Le gouvernement du Québec, qui prépare une politique de lutte contre le racisme et la discrimination, n'a pas poussé l'analyse aussi loin que l'IRPP, mais il cite aussi l'enquête de Statistique Canada dans son document de consultation. Il y est précisé que ce rejet ressenti par les enfants d'immigrés, également observé au Québec, contribue au développement de ghettos -- ce qui accentue la césure avec les «Québécois de souche».
Ce qu'il faut toutefois ajouter, c'est que ces ghettos ne résument pas toute l'expérience immigrante. Une tragédie familiale survenue il y a quelques mois dans une banlieue cossue de Toronto, où un père d'origine asiatique avait abattu sa famille avant de se suicider, a jeté la lumière sur le sentiment d'isolement que ressentent parfois les immigrants.
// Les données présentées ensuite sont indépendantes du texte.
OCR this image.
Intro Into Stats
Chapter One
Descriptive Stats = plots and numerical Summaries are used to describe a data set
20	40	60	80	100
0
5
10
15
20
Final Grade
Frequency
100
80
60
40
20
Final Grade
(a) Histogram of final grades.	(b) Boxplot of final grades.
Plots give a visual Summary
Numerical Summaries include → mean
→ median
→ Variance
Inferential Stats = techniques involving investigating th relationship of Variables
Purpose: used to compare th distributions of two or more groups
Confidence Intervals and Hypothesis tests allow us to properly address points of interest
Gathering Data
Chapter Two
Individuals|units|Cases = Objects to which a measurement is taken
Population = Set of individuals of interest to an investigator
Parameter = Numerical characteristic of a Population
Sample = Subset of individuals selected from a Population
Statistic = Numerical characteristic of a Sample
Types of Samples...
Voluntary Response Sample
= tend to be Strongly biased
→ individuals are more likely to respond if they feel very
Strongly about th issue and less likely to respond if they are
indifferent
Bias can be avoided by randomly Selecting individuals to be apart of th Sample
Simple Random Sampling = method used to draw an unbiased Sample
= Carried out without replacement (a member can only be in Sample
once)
Combien sont-ils, une fois rentrés du boulot (auquel les femmes n'ont même pas accès!), à vivre retranchés dans leur jolie maison du grand rêve américain?
À cette solitude répond par ailleurs la rareté de leurs représentants dans l'espace public, et une absence identitaire. Comme le dit si justement le document québécois: «Sur le plan symbolique, les communautés culturelles sont exclues de l'imaginaire collectif. Pourtant [...] l'immigration de gens de diverses origines a joué un rôle non négligeable dans la fondation et l'histoire du Québec.»
Ce langage, on le voit, rompt avec l'image, qui depuis peu tend à se dégager, d'un Québec mené par le bout du nez par ses minorités, dont il faudrait, au choix, un peu, beaucoup, passionnément se méfier. Ce langage est pourtant le plus réaliste. Il faut donc saluer le fait que la politique que le gouvernement Charest est en voie d'élaborer repose sur le soutien à donner aux communautés plutôt que sur la grande dénonciation, à la Mario Dumont, de l'«aplaventrisme» des Québécois. Car, au-delà de quelques dérives, nous en sommes encore à apprendre comment vivre ensemble.